Ainda bem que já esqueci o Cláudio. Hoje estava a fazer a sopa de espinafres, a preferida do Cláudio, e a pensar: Graças a Deus que estou sozinha, estou muito melhor assim! Não sujei louça quase nenhuma, com o Cláudio a cada refeição enchia logo metade da máquina. Depois fui dar comida ao Lulu, dizem que os cães são parecidos com os donos e este é a carinha do Cláudio, que Deus me perdoe. A maneira como olha para mim, com aqueles olhos de pecador e aquela barbicha branca, mesmo a fazer lembrar a do Cláudio. Saio para a rua e reparo que alguém estacionou no lugar do Cláudio. Na banca de jornal vejo que o Benfica ganhou qualquer coisa, estão todos abraçados, o Cláudio há-de estar satisfeito. Fui ao supermercado e escolhi um melão da maneira que o Cláudio me ensinou: “É pelo toutiço que se escolhe o melão”, dizia sempre. Na fila ainda se pôs um grandalhão à minha frente, fez que não me viu, eu não disse nada. Havia de ser com o Cláudio! O Cláudio nunca foi de se ficar.

Encontrei a Irene na farmácia, perguntou-me pelo Cláudio e eu: “Qual Cláudio?” E ela: “O Cláudio teu marido, qual Cláudio é que havia de ser?”; e eu: “Ah, esse Cláudio! Separámo-nos, ele saiu de casa, mas eu estou óptima!”.

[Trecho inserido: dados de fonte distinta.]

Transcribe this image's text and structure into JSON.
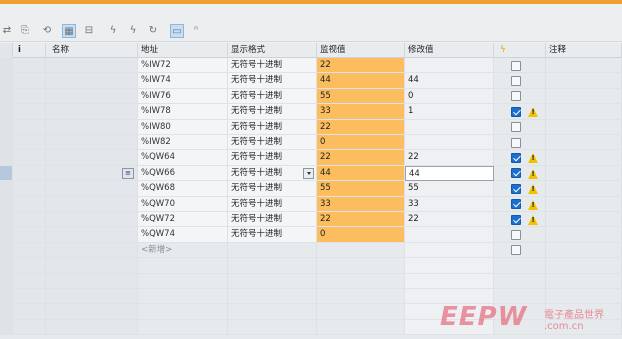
{
  "colors": {
    "top_bar": "#f0a030",
    "monitor_highlight": "#fbbd5e",
    "checkbox_on": "#1b6fd1",
    "warning": "#f2c200"
  },
  "toolbar": {
    "icons": [
      "update-icon",
      "copy-icon",
      "monitor-once-icon",
      "monitor-all-icon",
      "modify-icon",
      "modify-now-icon",
      "force-icon",
      "show-hide-columns-icon",
      "advanced-settings-icon"
    ]
  },
  "columns": {
    "info": "i",
    "name": "名称",
    "address": "地址",
    "display_format": "显示格式",
    "monitor_value": "监视值",
    "modify_value": "修改值",
    "modify_flag_icon": "lightning-icon",
    "comment": "注释"
  },
  "rows": [
    {
      "address": "%IW72",
      "format": "无符号十进制",
      "monitor": "22",
      "modify": "",
      "checked": false,
      "warning": false
    },
    {
      "address": "%IW74",
      "format": "无符号十进制",
      "monitor": "44",
      "modify": "44",
      "checked": false,
      "warning": false
    },
    {
      "address": "%IW76",
      "format": "无符号十进制",
      "monitor": "55",
      "modify": "0",
      "checked": false,
      "warning": false
    },
    {
      "address": "%IW78",
      "format": "无符号十进制",
      "monitor": "33",
      "modify": "1",
      "checked": true,
      "warning": true
    },
    {
      "address": "%IW80",
      "format": "无符号十进制",
      "monitor": "22",
      "modify": "",
      "checked": false,
      "warning": false
    },
    {
      "address": "%IW82",
      "format": "无符号十进制",
      "monitor": "0",
      "modify": "",
      "checked": false,
      "warning": false
    },
    {
      "address": "%QW64",
      "format": "无符号十进制",
      "monitor": "22",
      "modify": "22",
      "checked": true,
      "warning": true
    },
    {
      "address": "%QW66",
      "format": "无符号十进制",
      "monitor": "44",
      "modify": "44",
      "checked": true,
      "warning": true
    },
    {
      "address": "%QW68",
      "format": "无符号十进制",
      "monitor": "55",
      "modify": "55",
      "checked": true,
      "warning": true
    },
    {
      "address": "%QW70",
      "format": "无符号十进制",
      "monitor": "33",
      "modify": "33",
      "checked": true,
      "warning": true
    },
    {
      "address": "%QW72",
      "format": "无符号十进制",
      "monitor": "22",
      "modify": "22",
      "checked": true,
      "warning": true
    },
    {
      "address": "%QW74",
      "format": "无符号十进制",
      "monitor": "0",
      "modify": "",
      "checked": false,
      "warning": false
    }
  ],
  "add_row_placeholder": "<新增>",
  "watermark": {
    "logo": "EEPW",
    "tagline": "電子產品世界",
    "url": ".com.cn"
  }
}
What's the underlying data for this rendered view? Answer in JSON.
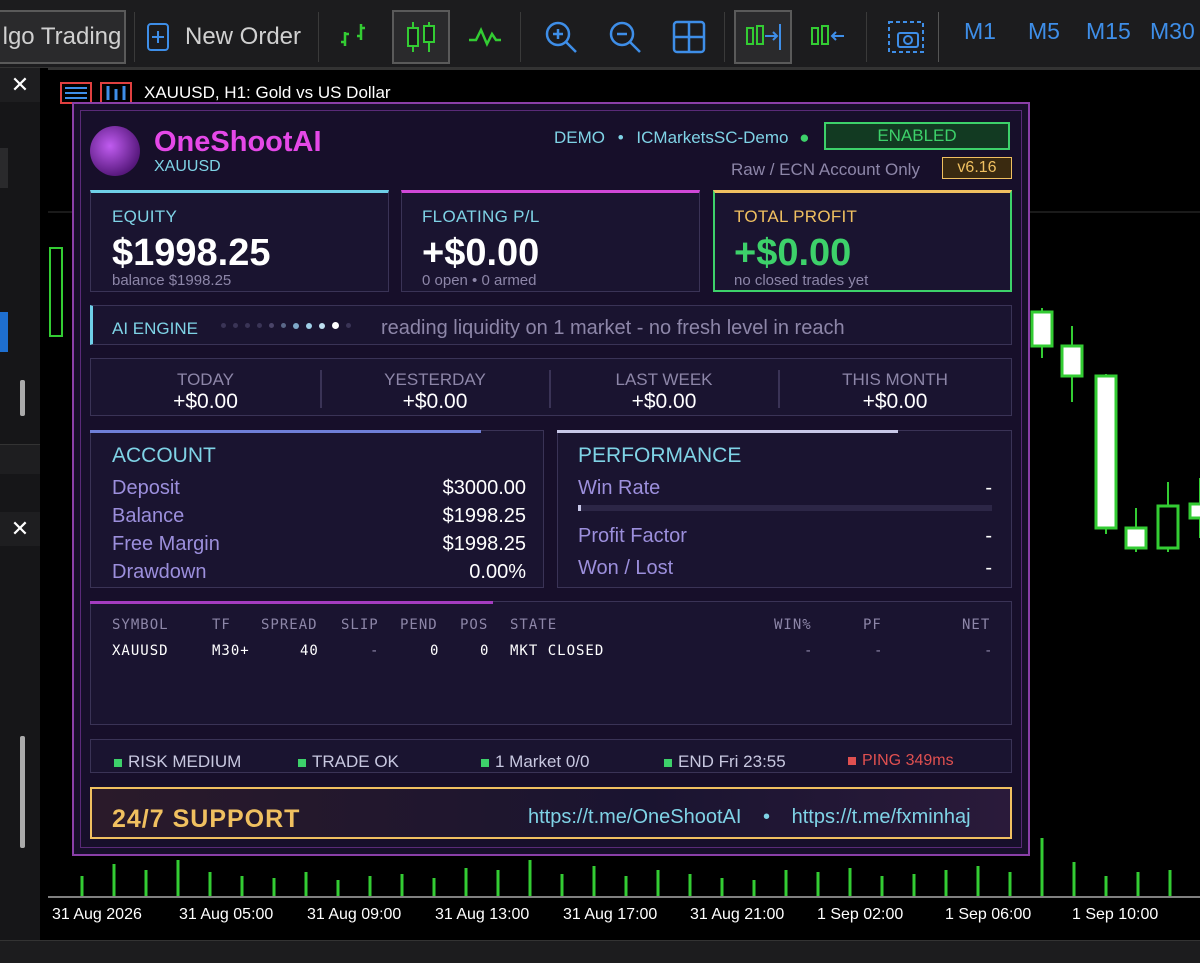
{
  "toolbar": {
    "algo_label": "lgo Trading",
    "new_order_label": "New Order",
    "timeframes": [
      "M1",
      "M5",
      "M15",
      "M30"
    ]
  },
  "chart": {
    "title": "XAUUSD, H1:  Gold vs US Dollar",
    "time_labels": [
      "31 Aug 2026",
      "31 Aug 05:00",
      "31 Aug 09:00",
      "31 Aug 13:00",
      "31 Aug 17:00",
      "31 Aug 21:00",
      "1 Sep 02:00",
      "1 Sep 06:00",
      "1 Sep 10:00"
    ]
  },
  "dash": {
    "brand": "OneShootAI",
    "symbol": "XAUUSD",
    "mode": "DEMO",
    "broker": "ICMarketsSC-Demo",
    "status": "ENABLED",
    "account_note": "Raw / ECN Account Only",
    "version": "v6.16",
    "equity": {
      "label": "EQUITY",
      "value": "$1998.25",
      "sub": "balance  $1998.25"
    },
    "floating": {
      "label": "FLOATING P/L",
      "value": "+$0.00",
      "sub": "0 open  •  0 armed"
    },
    "total": {
      "label": "TOTAL PROFIT",
      "value": "+$0.00",
      "sub": "no closed trades yet"
    },
    "engine": {
      "label": "AI ENGINE",
      "message": "reading liquidity on 1 market - no fresh level in reach"
    },
    "periods": [
      {
        "label": "TODAY",
        "value": "+$0.00"
      },
      {
        "label": "YESTERDAY",
        "value": "+$0.00"
      },
      {
        "label": "LAST WEEK",
        "value": "+$0.00"
      },
      {
        "label": "THIS MONTH",
        "value": "+$0.00"
      }
    ],
    "account": {
      "title": "ACCOUNT",
      "rows": [
        {
          "k": "Deposit",
          "v": "$3000.00"
        },
        {
          "k": "Balance",
          "v": "$1998.25"
        },
        {
          "k": "Free Margin",
          "v": "$1998.25"
        },
        {
          "k": "Drawdown",
          "v": "0.00%"
        }
      ]
    },
    "performance": {
      "title": "PERFORMANCE",
      "win_rate_label": "Win Rate",
      "win_rate": "-",
      "profit_factor_label": "Profit Factor",
      "profit_factor": "-",
      "won_lost_label": "Won / Lost",
      "won_lost": "-"
    },
    "table": {
      "headers": [
        "SYMBOL",
        "TF",
        "SPREAD",
        "SLIP",
        "PEND",
        "POS",
        "STATE",
        "WIN%",
        "PF",
        "NET"
      ],
      "row": [
        "XAUUSD",
        "M30+",
        "40",
        "-",
        "0",
        "0",
        "MKT CLOSED",
        "-",
        "-",
        "-"
      ]
    },
    "status_bar": {
      "risk": "RISK MEDIUM",
      "trade": "TRADE OK",
      "market": "1 Market  0/0",
      "end": "END Fri 23:55",
      "ping": "PING 349ms"
    },
    "support": {
      "label": "24/7 SUPPORT",
      "link1": "https://t.me/OneShootAI",
      "sep": "•",
      "link2": "https://t.me/fxminhaj"
    }
  },
  "colors": {
    "bull": "#33cc33",
    "accent_pink": "#e548e8",
    "accent_cyan": "#7fd3e6",
    "gold": "#f0c060",
    "profit_green": "#3dd16a"
  }
}
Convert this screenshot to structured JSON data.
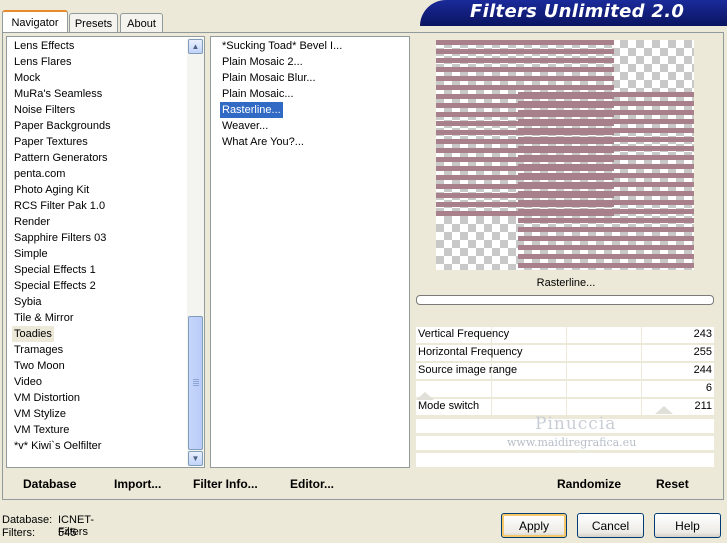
{
  "tabs": [
    "Navigator",
    "Presets",
    "About"
  ],
  "app_title": "Filters Unlimited 2.0",
  "categories": [
    "Lens Effects",
    "Lens Flares",
    "Mock",
    "MuRa's Seamless",
    "Noise Filters",
    "Paper Backgrounds",
    "Paper Textures",
    "Pattern Generators",
    "penta.com",
    "Photo Aging Kit",
    "RCS Filter Pak 1.0",
    "Render",
    "Sapphire Filters 03",
    "Simple",
    "Special Effects 1",
    "Special Effects 2",
    "Sybia",
    "Tile & Mirror",
    "Toadies",
    "Tramages",
    "Two Moon",
    "Video",
    "VM Distortion",
    "VM Stylize",
    "VM Texture",
    "*v* Kiwi`s Oelfilter"
  ],
  "selected_category": "Toadies",
  "filters": [
    "*Sucking Toad*  Bevel I...",
    "Plain Mosaic 2...",
    "Plain Mosaic Blur...",
    "Plain Mosaic...",
    "Rasterline...",
    "Weaver...",
    "What Are You?..."
  ],
  "selected_filter": "Rasterline...",
  "preview_label": "Rasterline...",
  "params": [
    {
      "name": "Vertical Frequency",
      "value": "243"
    },
    {
      "name": "Horizontal Frequency",
      "value": "255"
    },
    {
      "name": "Source image range",
      "value": "244"
    },
    {
      "name": "",
      "value": "6"
    },
    {
      "name": "Mode switch",
      "value": "211"
    }
  ],
  "watermark": {
    "line1": "Pinuccia",
    "line2": "www.maidiregrafica.eu"
  },
  "bottom_buttons": {
    "database": "Database",
    "import": "Import...",
    "filter_info": "Filter Info...",
    "editor": "Editor...",
    "randomize": "Randomize",
    "reset": "Reset"
  },
  "status": {
    "database_label": "Database:",
    "database_value": "ICNET-Filters",
    "filters_label": "Filters:",
    "filters_value": "545"
  },
  "dialog_buttons": {
    "apply": "Apply",
    "cancel": "Cancel",
    "help": "Help"
  },
  "colors": {
    "accent": "#316AC5",
    "banner": "#0B1460",
    "stripe": "#A8808C"
  }
}
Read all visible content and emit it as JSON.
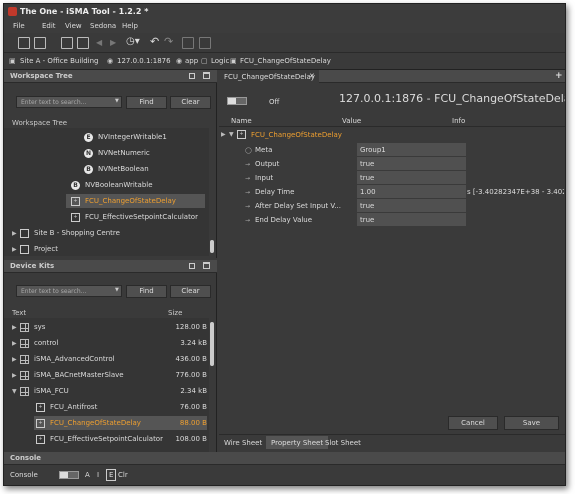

Segui caminho, passou por mim o 713, que era o autocarro que o Cláudio apanhava para ir para o trabalho, fui pela calçada a carregar os sacos, passei pelo vizinho, o Cláudio não gostava nada dele e não era para menos, o homem está sempre de trombas. Entrei no prédio, abri o correio, não havia cartas para o Cláudio. À porta de casa descalcei as botas, finalmente ia deixar de ter o chão com restos de terra porque o Cláudio se recusava a tirar os sapatos para entrar em casa. Ofereci-lhe umas pantufas da Serra da Estrela e nem assim. Sentei-me no sofá e devolvi a chamada à Manuela: “Não sei se te devia contar isto…”, “Então?”; “Vi o Cláudio”; “Conta à vontade, eu estou-me nas tintas para o Cláudio!”. “Ah, pronto, é que ele estava acompanhado. Estava bem-disposto.” “Então, quem era?”; “Uma perua qualquer… Mas não tem a tua classe!”.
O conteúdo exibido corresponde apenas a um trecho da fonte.